Well there you have it! That's the connection I noticed. Variables* instantiated into hardware which have a unique software identity. Identity is easy (well technically at least) to establish, as is object value. To have more than simple linkage or association, however, there has to be a semantic hook into some description of the nature of that subject-object association. That's where the properties* come in. In fact during my entire discussion above, I deliberately left out programming features like operators, functions, inheritance hierarchies, attributes, polymorphism etc. As programming languages have evolved, it appears that the major thrust has been to include semantic structuring of the programming process* in a more explicit way.

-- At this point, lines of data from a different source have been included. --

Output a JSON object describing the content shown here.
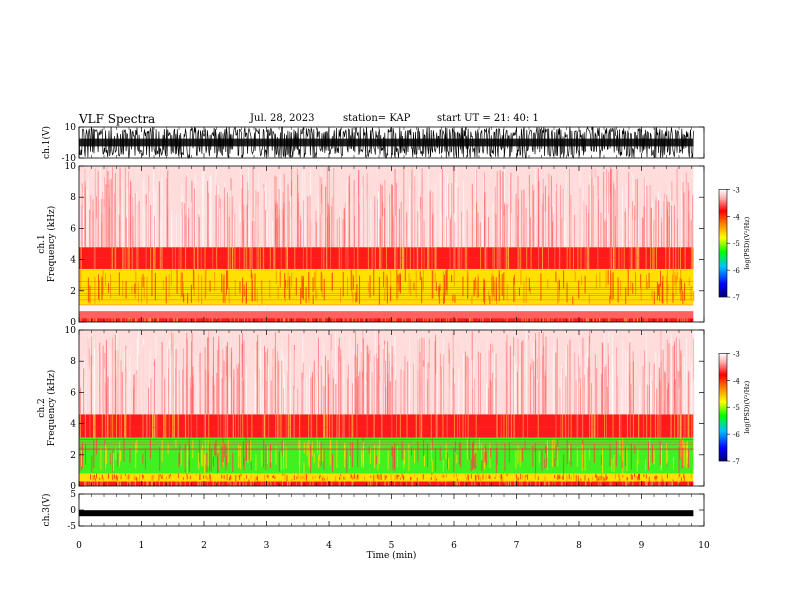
{
  "header": {
    "title": "VLF Spectra",
    "date": "Jul. 28, 2023",
    "station": "station= KAP",
    "start": "start  UT  =   21: 40: 1"
  },
  "chart_data": [
    {
      "type": "line",
      "name": "ch1-waveform",
      "ylabel": "ch.1(V)",
      "ylim": [
        -10,
        10
      ],
      "yticks": [
        "10",
        "-10"
      ],
      "xlim": [
        0,
        10
      ],
      "data_end_min": 9.83,
      "color": "#000000"
    },
    {
      "type": "heatmap",
      "name": "ch1-spectrogram",
      "ylabel": "ch.1\nFrequency  (kHz)",
      "ylim": [
        0,
        10
      ],
      "yticks": [
        "0",
        "2",
        "4",
        "6",
        "8",
        "10"
      ],
      "xlim": [
        0,
        10
      ],
      "data_end_min": 9.83,
      "bands_khz": [
        {
          "from": 0,
          "to": 0.25,
          "level": "red"
        },
        {
          "from": 0.25,
          "to": 0.7,
          "level": "red-lines"
        },
        {
          "from": 0.7,
          "to": 1.1,
          "level": "gap"
        },
        {
          "from": 1.1,
          "to": 3.4,
          "level": "yellow"
        },
        {
          "from": 3.4,
          "to": 4.8,
          "level": "red"
        },
        {
          "from": 4.8,
          "to": 10,
          "level": "light-red"
        }
      ],
      "colorbar": {
        "label": "log(PSD)(V²/Hz)",
        "ticks": [
          "-3",
          "-4",
          "-5",
          "-6",
          "-7"
        ],
        "range": [
          -7,
          -3
        ]
      }
    },
    {
      "type": "heatmap",
      "name": "ch2-spectrogram",
      "ylabel": "ch.2\nFrequency  (kHz)",
      "ylim": [
        0,
        10
      ],
      "yticks": [
        "0",
        "2",
        "4",
        "6",
        "8",
        "10"
      ],
      "xlim": [
        0,
        10
      ],
      "data_end_min": 9.83,
      "bands_khz": [
        {
          "from": 0,
          "to": 0.3,
          "level": "red"
        },
        {
          "from": 0.3,
          "to": 0.8,
          "level": "yellow"
        },
        {
          "from": 0.8,
          "to": 3.1,
          "level": "green"
        },
        {
          "from": 3.1,
          "to": 4.6,
          "level": "red"
        },
        {
          "from": 4.6,
          "to": 10,
          "level": "light-red"
        }
      ],
      "colorbar": {
        "label": "log(PSD)(V²/Hz)",
        "ticks": [
          "-3",
          "-4",
          "-5",
          "-6",
          "-7"
        ],
        "range": [
          -7,
          -3
        ]
      }
    },
    {
      "type": "line",
      "name": "ch3-waveform",
      "ylabel": "ch.3(V)",
      "ylim": [
        -5,
        5
      ],
      "yticks": [
        "5",
        "0",
        "-5"
      ],
      "xlim": [
        0,
        10
      ],
      "data_end_min": 9.83,
      "level_v": -1,
      "color": "#000000"
    }
  ],
  "x_axis": {
    "label": "Time  (min)",
    "ticks": [
      "0",
      "1",
      "2",
      "3",
      "4",
      "5",
      "6",
      "7",
      "8",
      "9",
      "10"
    ]
  },
  "colors": {
    "colormap": [
      "#000080",
      "#0000ff",
      "#00b0ff",
      "#00ff00",
      "#ffff00",
      "#ff8000",
      "#ff0000",
      "#ffffff"
    ]
  }
}
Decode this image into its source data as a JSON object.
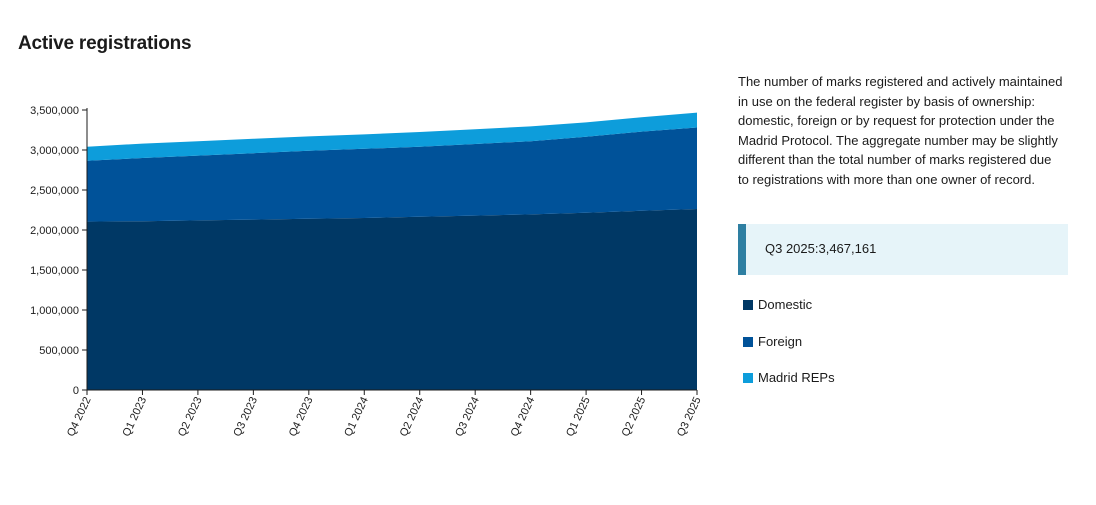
{
  "title": "Active registrations",
  "description": "The number of marks registered and actively maintained in use on the federal register by basis of ownership: domestic, foreign or by request for protection under the Madrid Protocol. The aggregate number may be slightly different than the total number of marks registered due to registrations with more than one owner of record.",
  "callout": {
    "text": "Q3 2025:3,467,161"
  },
  "colors": {
    "domestic": "#003865",
    "foreign": "#005299",
    "madrid": "#0d9ddb",
    "callout_bg": "#e6f4f9",
    "callout_bar": "#2e7fa2"
  },
  "chart_data": {
    "type": "area",
    "stacked": true,
    "categories": [
      "Q4 2022",
      "Q1 2023",
      "Q2 2023",
      "Q3 2023",
      "Q4 2023",
      "Q1 2024",
      "Q2 2024",
      "Q3 2024",
      "Q4 2024",
      "Q1 2025",
      "Q2 2025",
      "Q3 2025"
    ],
    "series": [
      {
        "name": "Domestic",
        "color": "#003865",
        "values": [
          2105000,
          2110000,
          2120000,
          2130000,
          2140000,
          2150000,
          2165000,
          2180000,
          2195000,
          2215000,
          2240000,
          2262000
        ]
      },
      {
        "name": "Foreign",
        "color": "#005299",
        "values": [
          760000,
          790000,
          810000,
          830000,
          850000,
          865000,
          875000,
          895000,
          915000,
          950000,
          990000,
          1020000
        ]
      },
      {
        "name": "Madrid REPs",
        "color": "#0d9ddb",
        "values": [
          175000,
          180000,
          180000,
          180000,
          180000,
          180000,
          185000,
          185000,
          185000,
          180000,
          180000,
          185161
        ]
      }
    ],
    "y_ticks": [
      0,
      500000,
      1000000,
      1500000,
      2000000,
      2500000,
      3000000,
      3500000
    ],
    "y_tick_labels": [
      "0",
      "500,000",
      "1,000,000",
      "1,500,000",
      "2,000,000",
      "2,500,000",
      "3,000,000",
      "3,500,000"
    ],
    "ylim": [
      0,
      3500000
    ],
    "legend_position": "right",
    "xlabel": "",
    "ylabel": ""
  }
}
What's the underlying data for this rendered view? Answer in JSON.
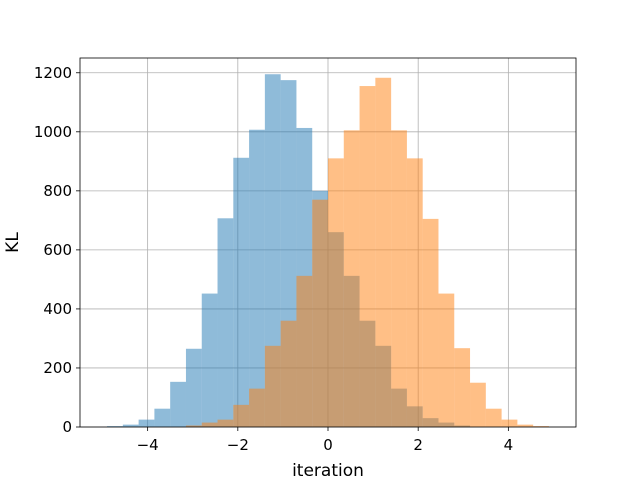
{
  "chart_data": {
    "type": "bar",
    "xlabel": "iteration",
    "ylabel": "KL",
    "xlim": [
      -5.5,
      5.5
    ],
    "ylim": [
      0,
      1250
    ],
    "grid": true,
    "xticks": [
      -4,
      -2,
      0,
      2,
      4
    ],
    "yticks": [
      0,
      200,
      400,
      600,
      800,
      1000,
      1200
    ],
    "series": [
      {
        "color": "#1f77b4",
        "opacity": 0.5,
        "bin_edges": [
          -4.9,
          -4.55,
          -4.2,
          -3.85,
          -3.5,
          -3.15,
          -2.8,
          -2.45,
          -2.1,
          -1.75,
          -1.4,
          -1.05,
          -0.7,
          -0.35,
          0.0,
          0.35,
          0.7,
          1.05,
          1.4,
          1.75,
          2.1,
          2.45,
          2.8,
          3.15
        ],
        "counts": [
          3,
          8,
          25,
          62,
          153,
          265,
          452,
          707,
          912,
          1007,
          1195,
          1175,
          1013,
          800,
          660,
          512,
          360,
          275,
          130,
          70,
          30,
          15,
          5
        ]
      },
      {
        "color": "#ff7f0e",
        "opacity": 0.5,
        "bin_edges": [
          -3.15,
          -2.8,
          -2.45,
          -2.1,
          -1.75,
          -1.4,
          -1.05,
          -0.7,
          -0.35,
          0.0,
          0.35,
          0.7,
          1.05,
          1.4,
          1.75,
          2.1,
          2.45,
          2.8,
          3.15,
          3.5,
          3.85,
          4.2,
          4.55,
          4.9
        ],
        "counts": [
          5,
          15,
          25,
          75,
          130,
          275,
          360,
          512,
          770,
          910,
          1005,
          1155,
          1183,
          1005,
          910,
          705,
          452,
          267,
          150,
          62,
          25,
          8,
          3
        ]
      }
    ]
  }
}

The Sematic Web, if successful, will transform the web into a machine readable resource which in a primitive way (at first - who knows what will come later) will have the ability to make semantic connections and perhaps reason on it's own. As this transformation matures, the dividing line between hardware* and software will become just as fuzzy as it is in our own human case. The mystery will perhaps deepen. The same difficulties we humans have will be a stumbling block to the Semantic Web also. The design initiative at present is the establishment of standard RDF repositories or 'ontologies' wherein useful identity*-property-value triples are defined. These ontologies will have a scope delineated by the source documents to apply only within that scope. This will enable different ontologies to be shifted in and out of scope. The resulting web of relations can thus be extensible and adaptable, but herein lies the difficulty. Just as humans disagree and shift their context in unpredictable ways, so too will RDF ontologies. The Semantic* Web software engines of tomorrow must be able to deal with this and establish their own internal scope limited consensus of what is going on or we will end up with techno-babble.

Lest any human beings out there feel disenfranchised, it should be pointed out that there will always be a need for actually encoding the ontologies to our own pupose. Software* agents will inevitably acquire the ability to format and compose their own ontologies given enough grist, but it is up to us to shape that vision and imprint our own connection to the machine* both within and without.